Universally Converging Representations of Matter Across Scientific Foundation Models
Sathya Edamadaka, Soojung Yang, Ju Li, Rafael Gómez-Bombarelli
TL;DR
The paper investigates whether scientific foundation models across molecules, materials, and proteins learn a universal latent representation of matter. By analyzing ~60 diverse models using CKNNNA, distance correlation, intrinsic dimensionality, and information imbalance across multiple datasets, the authors show strong representational alignment that increases with model performance, suggesting convergence toward a common physical representation. They also identify two failure regimes—data-limited in-distribution and architecture-dominated out-of-distribution—highlighting current limits of generality and the need for more diverse training data. The work establishes representational alignment as a quantitative benchmark for foundation-level generality and provides practical guidance for model selection and architectural design to maximize transfer across modalities and domains.
Abstract
Machine learning models of vastly different modalities and architectures are being trained to predict the behavior of molecules, materials, and proteins. However, it remains unclear whether they learn similar internal representations of matter. Understanding their latent structure is essential for building scientific foundation models that generalize reliably beyond their training domains. Although representational convergence has been observed in language and vision, its counterpart in the sciences has not been systematically explored. Here, we show that representations learned by nearly sixty scientific models, spanning string-, graph-, 3D atomistic, and protein-based modalities, are highly aligned across a wide range of chemical systems.

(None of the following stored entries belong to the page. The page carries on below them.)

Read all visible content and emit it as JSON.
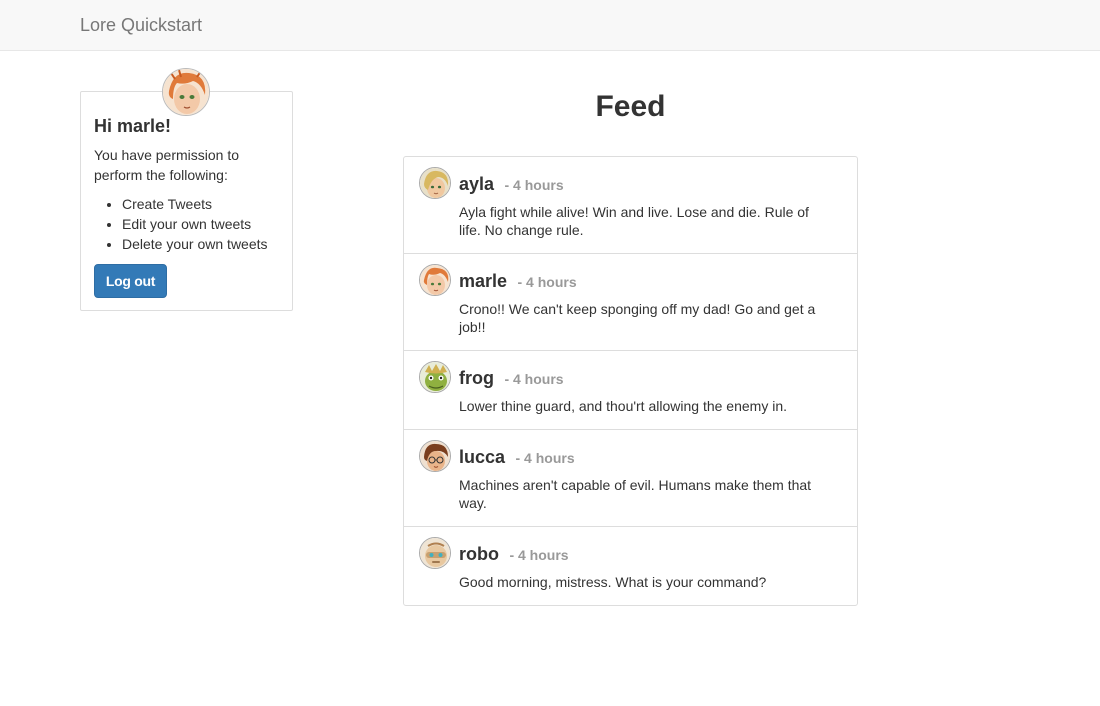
{
  "navbar": {
    "brand": "Lore Quickstart"
  },
  "profile": {
    "greeting": "Hi marle!",
    "intro": "You have permission to perform the following:",
    "permissions": [
      "Create Tweets",
      "Edit your own tweets",
      "Delete your own tweets"
    ],
    "logout_label": "Log out",
    "avatar_icon": "marle-avatar"
  },
  "feed": {
    "title": "Feed",
    "tweets": [
      {
        "user": "ayla",
        "time": "- 4 hours",
        "text": "Ayla fight while alive! Win and live. Lose and die. Rule of life. No change rule.",
        "avatar_icon": "ayla-avatar",
        "hair": "#d8b860",
        "skin": "#f0c8a0"
      },
      {
        "user": "marle",
        "time": "- 4 hours",
        "text": "Crono!! We can't keep sponging off my dad! Go and get a job!!",
        "avatar_icon": "marle-avatar",
        "hair": "#e07a3a",
        "skin": "#f3c9a8"
      },
      {
        "user": "frog",
        "time": "- 4 hours",
        "text": "Lower thine guard, and thou'rt allowing the enemy in.",
        "avatar_icon": "frog-avatar",
        "hair": "#d0b050",
        "skin": "#8fb040"
      },
      {
        "user": "lucca",
        "time": "- 4 hours",
        "text": "Machines aren't capable of evil. Humans make them that way.",
        "avatar_icon": "lucca-avatar",
        "hair": "#7a3e1e",
        "skin": "#e9b48a"
      },
      {
        "user": "robo",
        "time": "- 4 hours",
        "text": "Good morning, mistress. What is your command?",
        "avatar_icon": "robo-avatar",
        "hair": "#c8a070",
        "skin": "#e8c8a0"
      }
    ]
  },
  "colors": {
    "primary": "#337ab7",
    "navbar_bg": "#f8f8f8",
    "muted": "#999999",
    "border": "#dddddd"
  }
}
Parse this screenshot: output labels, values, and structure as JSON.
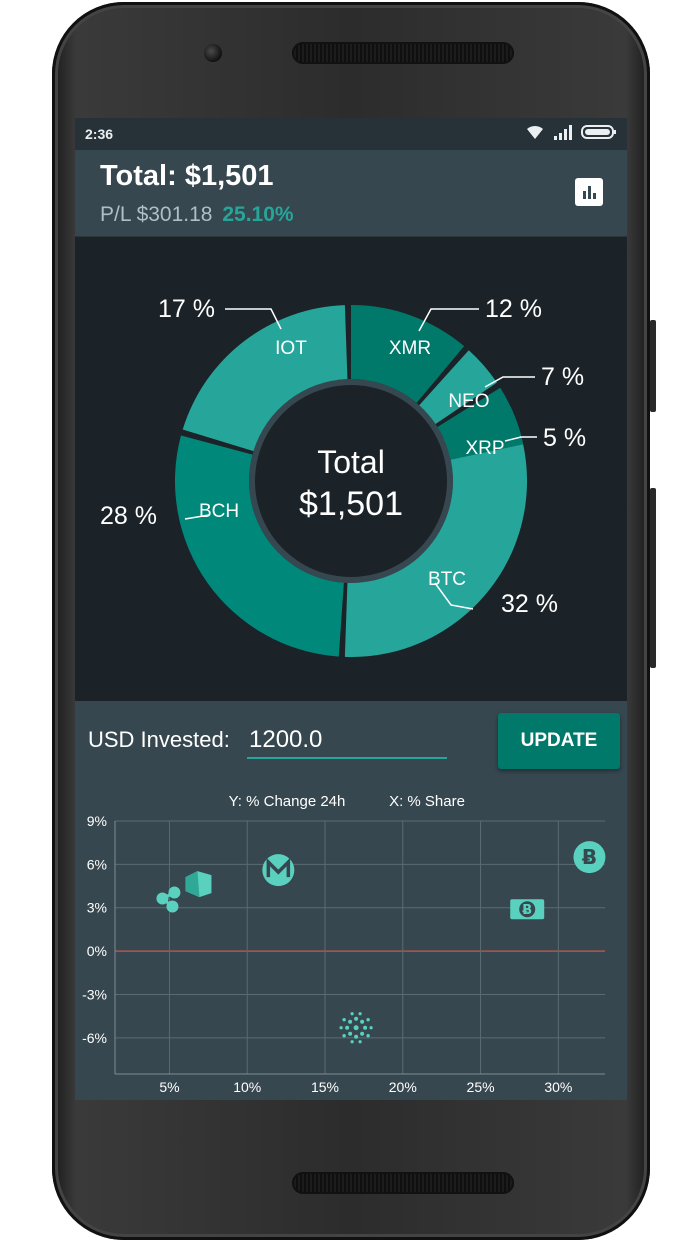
{
  "status_bar": {
    "time": "2:36"
  },
  "header": {
    "total": "Total: $1,501",
    "pl_prefix": "P/L $301.18",
    "pl_percent": "25.10%"
  },
  "donut": {
    "center_title": "Total",
    "center_value": "$1,501",
    "slices": [
      {
        "label": "BTC",
        "percent": "32 %",
        "color": "#26a69a"
      },
      {
        "label": "BCH",
        "percent": "28 %",
        "color": "#00897b"
      },
      {
        "label": "IOT",
        "percent": "17 %",
        "color": "#26a69a"
      },
      {
        "label": "XMR",
        "percent": "12 %",
        "color": "#00796b"
      },
      {
        "label": "NEO",
        "percent": "7 %",
        "color": "#26a69a"
      },
      {
        "label": "XRP",
        "percent": "5 %",
        "color": "#00796b"
      }
    ]
  },
  "invest": {
    "label": "USD Invested:",
    "value": "1200.0",
    "update_label": "UPDATE"
  },
  "chart_data": {
    "type": "scatter",
    "legend_y": "Y: % Change 24h",
    "legend_x": "X: % Share",
    "x_ticks": [
      "5%",
      "10%",
      "15%",
      "20%",
      "25%",
      "30%"
    ],
    "y_ticks": [
      "9%",
      "6%",
      "3%",
      "0%",
      "-3%",
      "-6%"
    ],
    "xlim": [
      1.5,
      33
    ],
    "ylim": [
      -8.5,
      9
    ],
    "zero_line_color": "#b0564e",
    "points": [
      {
        "symbol": "XRP",
        "icon": "ripple-icon",
        "x": 5,
        "y": 3.5
      },
      {
        "symbol": "NEO",
        "icon": "neo-icon",
        "x": 6.8,
        "y": 4.7
      },
      {
        "symbol": "XMR",
        "icon": "monero-icon",
        "x": 12,
        "y": 5.6
      },
      {
        "symbol": "IOT",
        "icon": "iota-icon",
        "x": 17,
        "y": -5.3
      },
      {
        "symbol": "BCH",
        "icon": "bitcoin-cash-icon",
        "x": 28,
        "y": 2.9
      },
      {
        "symbol": "BTC",
        "icon": "bitcoin-icon",
        "x": 32,
        "y": 6.5
      }
    ]
  }
}
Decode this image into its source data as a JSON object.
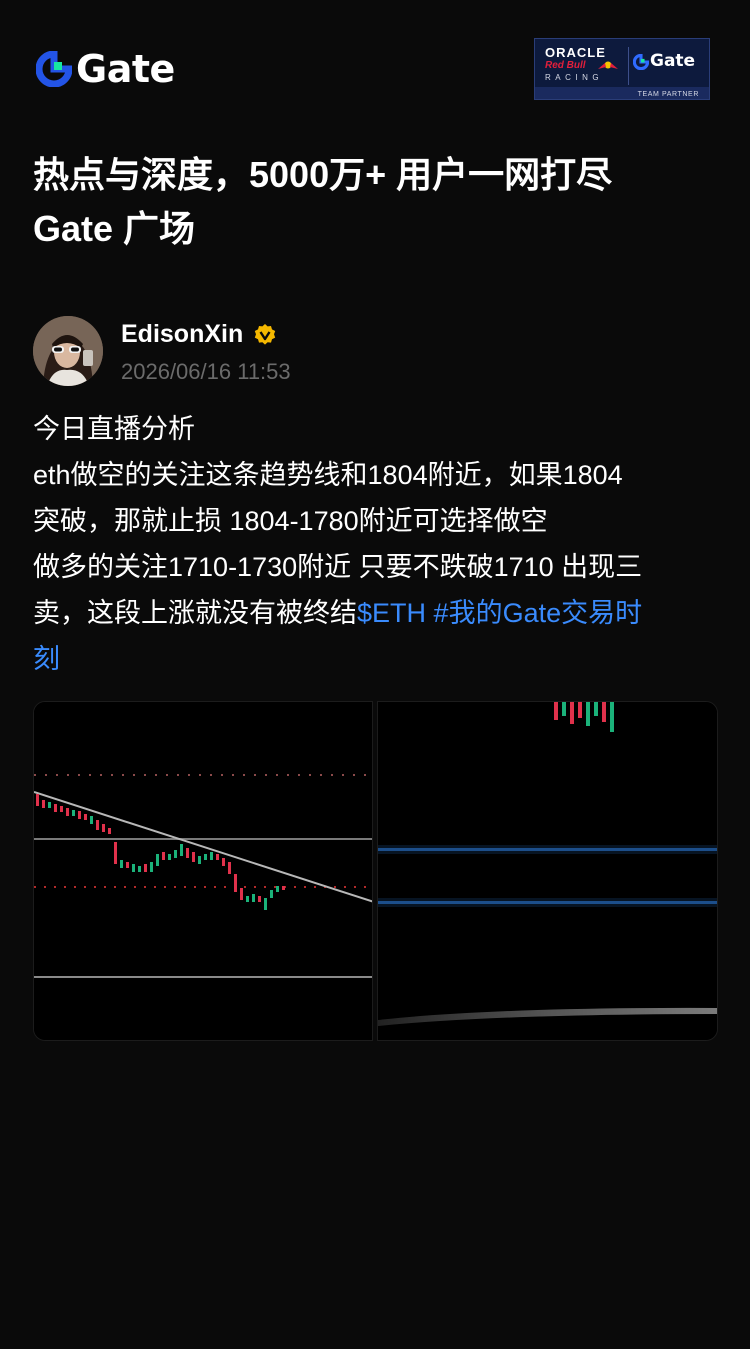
{
  "header": {
    "logo_text": "Gate",
    "partner": {
      "oracle": "ORACLE",
      "redbull": "Red Bull",
      "racing": "RACING",
      "gate": "Gate",
      "team_partner": "TEAM PARTNER"
    }
  },
  "hero": {
    "title_line1": "热点与深度，5000万+ 用户一网打尽",
    "title_line2": "Gate 广场"
  },
  "post": {
    "author": "EdisonXin",
    "verified": true,
    "timestamp": "2026/06/16 11:53",
    "lines": [
      "今日直播分析",
      "eth做空的关注这条趋势线和1804附近，如果1804",
      "突破，那就止损  1804-1780附近可选择做空",
      "做多的关注1710-1730附近 只要不跌破1710 出现三",
      "卖，这段上涨就没有被终结"
    ],
    "tag_cashtag": "$ETH",
    "tag_hashtag_a": "#我的Gate交易时",
    "tag_hashtag_b": "刻",
    "images": [
      {
        "name": "chart-screenshot-1"
      },
      {
        "name": "chart-screenshot-2"
      }
    ]
  },
  "colors": {
    "background": "#0a0a0a",
    "brand_blue": "#2354e6",
    "brand_green": "#17e6a1",
    "hashtag": "#3a8bfd",
    "verified_gold": "#f5b800",
    "muted_text": "#6b6b6b"
  },
  "icons": {
    "logo": "gate-logo-icon",
    "verified": "verified-badge-icon"
  }
}
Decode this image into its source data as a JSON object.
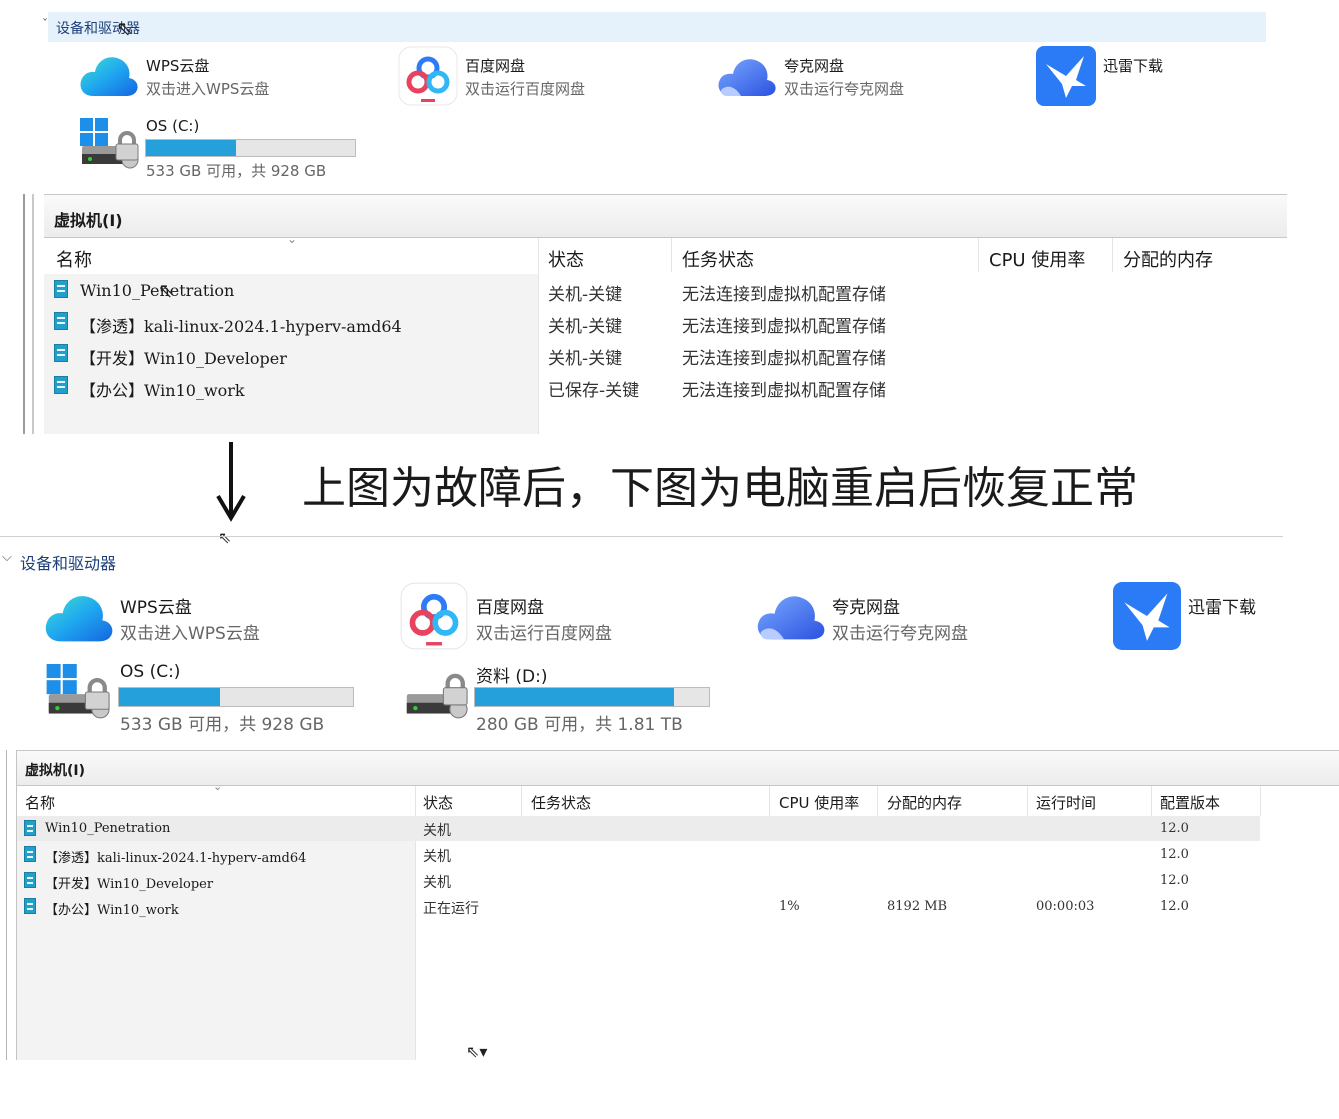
{
  "top": {
    "section_label": "设备和驱动器",
    "apps": [
      {
        "name": "WPS云盘",
        "desc": "双击进入WPS云盘",
        "icon": "wps-cloud-icon"
      },
      {
        "name": "百度网盘",
        "desc": "双击运行百度网盘",
        "icon": "baidu-netdisk-icon"
      },
      {
        "name": "夸克网盘",
        "desc": "双击运行夸克网盘",
        "icon": "quark-cloud-icon"
      },
      {
        "name": "迅雷下载",
        "desc": "",
        "icon": "xunlei-icon"
      }
    ],
    "drives": [
      {
        "name": "OS (C:)",
        "info": "533 GB 可用，共 928 GB",
        "used_fraction": 0.43
      }
    ],
    "vm_title": "虚拟机(I)",
    "columns": [
      "名称",
      "状态",
      "任务状态",
      "CPU 使用率",
      "分配的内存"
    ],
    "rows": [
      {
        "name": "Win10_Penetration",
        "state": "关机-关键",
        "task": "无法连接到虚拟机配置存储"
      },
      {
        "name": "【渗透】kali-linux-2024.1-hyperv-amd64",
        "state": "关机-关键",
        "task": "无法连接到虚拟机配置存储"
      },
      {
        "name": "【开发】Win10_Developer",
        "state": "关机-关键",
        "task": "无法连接到虚拟机配置存储"
      },
      {
        "name": "【办公】Win10_work",
        "state": "已保存-关键",
        "task": "无法连接到虚拟机配置存储"
      }
    ]
  },
  "note": "上图为故障后，下图为电脑重启后恢复正常",
  "bottom": {
    "section_label": "设备和驱动器",
    "apps": [
      {
        "name": "WPS云盘",
        "desc": "双击进入WPS云盘",
        "icon": "wps-cloud-icon"
      },
      {
        "name": "百度网盘",
        "desc": "双击运行百度网盘",
        "icon": "baidu-netdisk-icon"
      },
      {
        "name": "夸克网盘",
        "desc": "双击运行夸克网盘",
        "icon": "quark-cloud-icon"
      },
      {
        "name": "迅雷下载",
        "desc": "",
        "icon": "xunlei-icon"
      }
    ],
    "drives": [
      {
        "name": "OS (C:)",
        "info": "533 GB 可用，共 928 GB",
        "used_fraction": 0.43
      },
      {
        "name": "资料 (D:)",
        "info": "280 GB 可用，共 1.81 TB",
        "used_fraction": 0.85
      }
    ],
    "vm_title": "虚拟机(I)",
    "columns": [
      "名称",
      "状态",
      "任务状态",
      "CPU 使用率",
      "分配的内存",
      "运行时间",
      "配置版本"
    ],
    "rows": [
      {
        "name": "Win10_Penetration",
        "state": "关机",
        "task": "",
        "cpu": "",
        "mem": "",
        "uptime": "",
        "version": "12.0"
      },
      {
        "name": "【渗透】kali-linux-2024.1-hyperv-amd64",
        "state": "关机",
        "task": "",
        "cpu": "",
        "mem": "",
        "uptime": "",
        "version": "12.0"
      },
      {
        "name": "【开发】Win10_Developer",
        "state": "关机",
        "task": "",
        "cpu": "",
        "mem": "",
        "uptime": "",
        "version": "12.0"
      },
      {
        "name": "【办公】Win10_work",
        "state": "正在运行",
        "task": "",
        "cpu": "1%",
        "mem": "8192 MB",
        "uptime": "00:00:03",
        "version": "12.0"
      }
    ]
  }
}
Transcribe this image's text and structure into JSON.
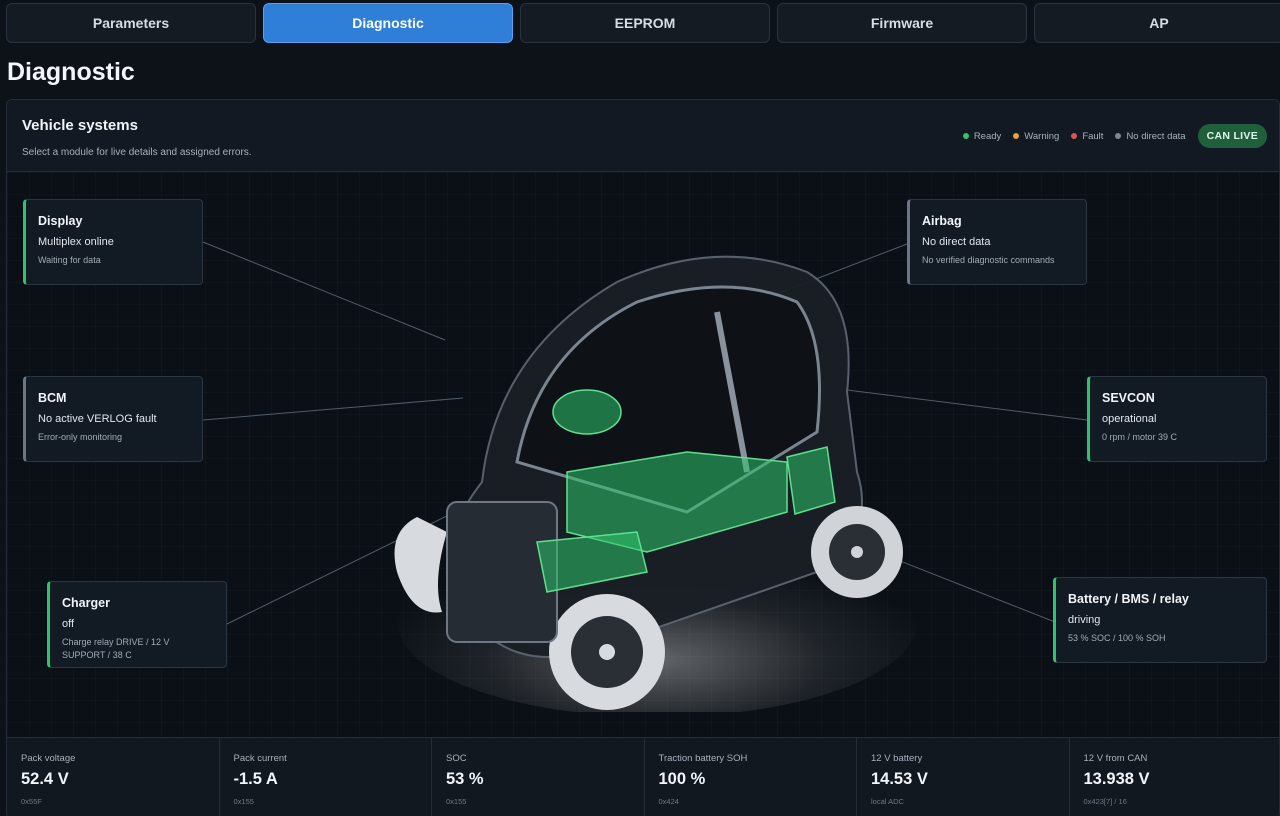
{
  "tabs": [
    {
      "label": "Parameters",
      "active": false
    },
    {
      "label": "Diagnostic",
      "active": true
    },
    {
      "label": "EEPROM",
      "active": false
    },
    {
      "label": "Firmware",
      "active": false
    },
    {
      "label": "AP",
      "active": false
    }
  ],
  "page_title": "Diagnostic",
  "panel": {
    "title": "Vehicle systems",
    "subtitle": "Select a module for live details and assigned errors.",
    "legend": [
      {
        "label": "Ready",
        "color": "#2ec46b"
      },
      {
        "label": "Warning",
        "color": "#e2a23a"
      },
      {
        "label": "Fault",
        "color": "#e05252"
      },
      {
        "label": "No direct data",
        "color": "#7c8793"
      }
    ],
    "can_badge": "CAN LIVE"
  },
  "modules": {
    "display": {
      "title": "Display",
      "status": "Multiplex online",
      "detail": "Waiting for data"
    },
    "airbag": {
      "title": "Airbag",
      "status": "No direct data",
      "detail": "No verified diagnostic commands"
    },
    "bcm": {
      "title": "BCM",
      "status": "No active VERLOG fault",
      "detail": "Error-only monitoring"
    },
    "sevcon": {
      "title": "SEVCON",
      "status": "operational",
      "detail": "0 rpm / motor 39 C"
    },
    "charger": {
      "title": "Charger",
      "status": "off",
      "detail": "Charge relay DRIVE / 12 V SUPPORT / 38 C"
    },
    "battery": {
      "title": "Battery / BMS / relay",
      "status": "driving",
      "detail": "53 % SOC / 100 % SOH"
    }
  },
  "metrics": [
    {
      "label": "Pack voltage",
      "value": "52.4 V",
      "source": "0x55F"
    },
    {
      "label": "Pack current",
      "value": "-1.5 A",
      "source": "0x155"
    },
    {
      "label": "SOC",
      "value": "53 %",
      "source": "0x155"
    },
    {
      "label": "Traction battery SOH",
      "value": "100 %",
      "source": "0x424"
    },
    {
      "label": "12 V battery",
      "value": "14.53 V",
      "source": "local ADC"
    },
    {
      "label": "12 V from CAN",
      "value": "13.938 V",
      "source": "0x423[7] / 16"
    }
  ]
}
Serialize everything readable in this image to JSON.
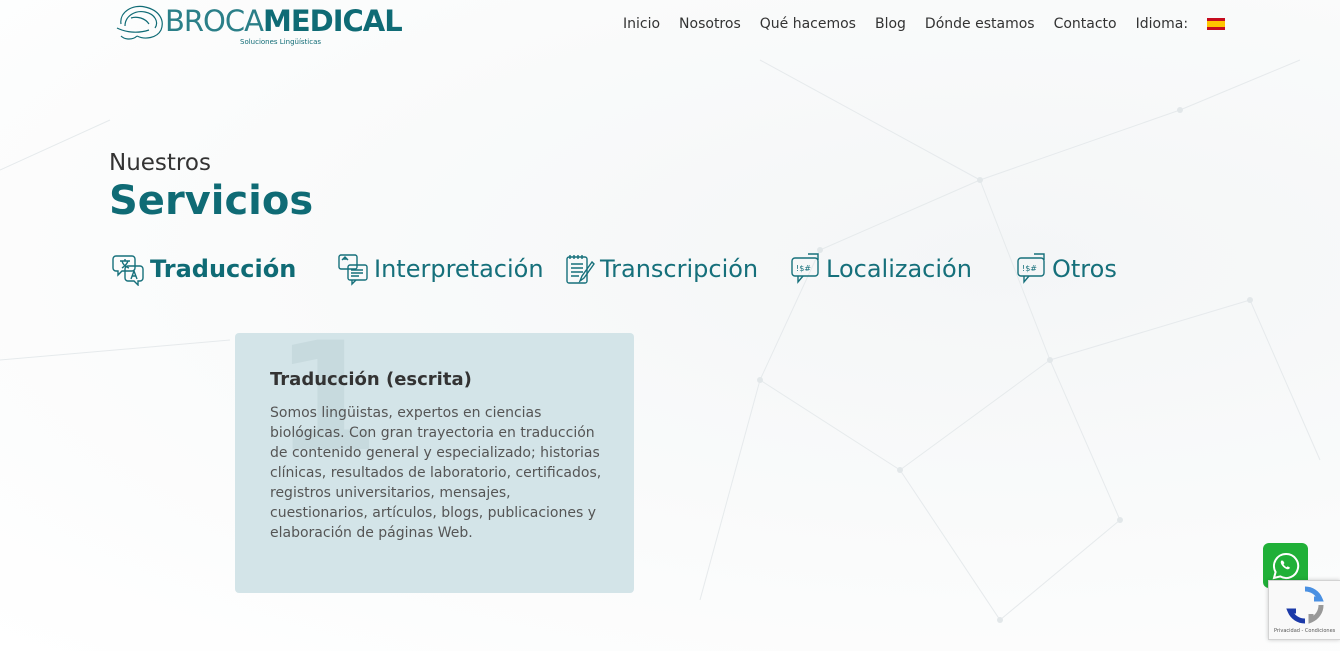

Models trained on different datasets have highly similar representations of small molecules, and machine learning interatomic potentials converge in representation space as they improve in performance, suggesting that foundation models learn a common underlying representation of physical reality. We then show two distinct regimes of scientific models: on inputs similar to those seen during training, high-performing models align closely and weak models diverge into local sub-optima in representation space; on vastly different structures from those seen during training, nearly all models collapse onto a low-information representation, indicating that today's models remain limited by training data and inductive bias and do not yet encode truly universal structure. Our findings establish representational alignment as a quantitative benchmark for foundation-level generality in scientific models. More broadly, our work can track the emergence of universal representations of matter as models scale, and for selecting and distilling models whose learned representations transfer best across modalities, domains of matter, and scientific tasks.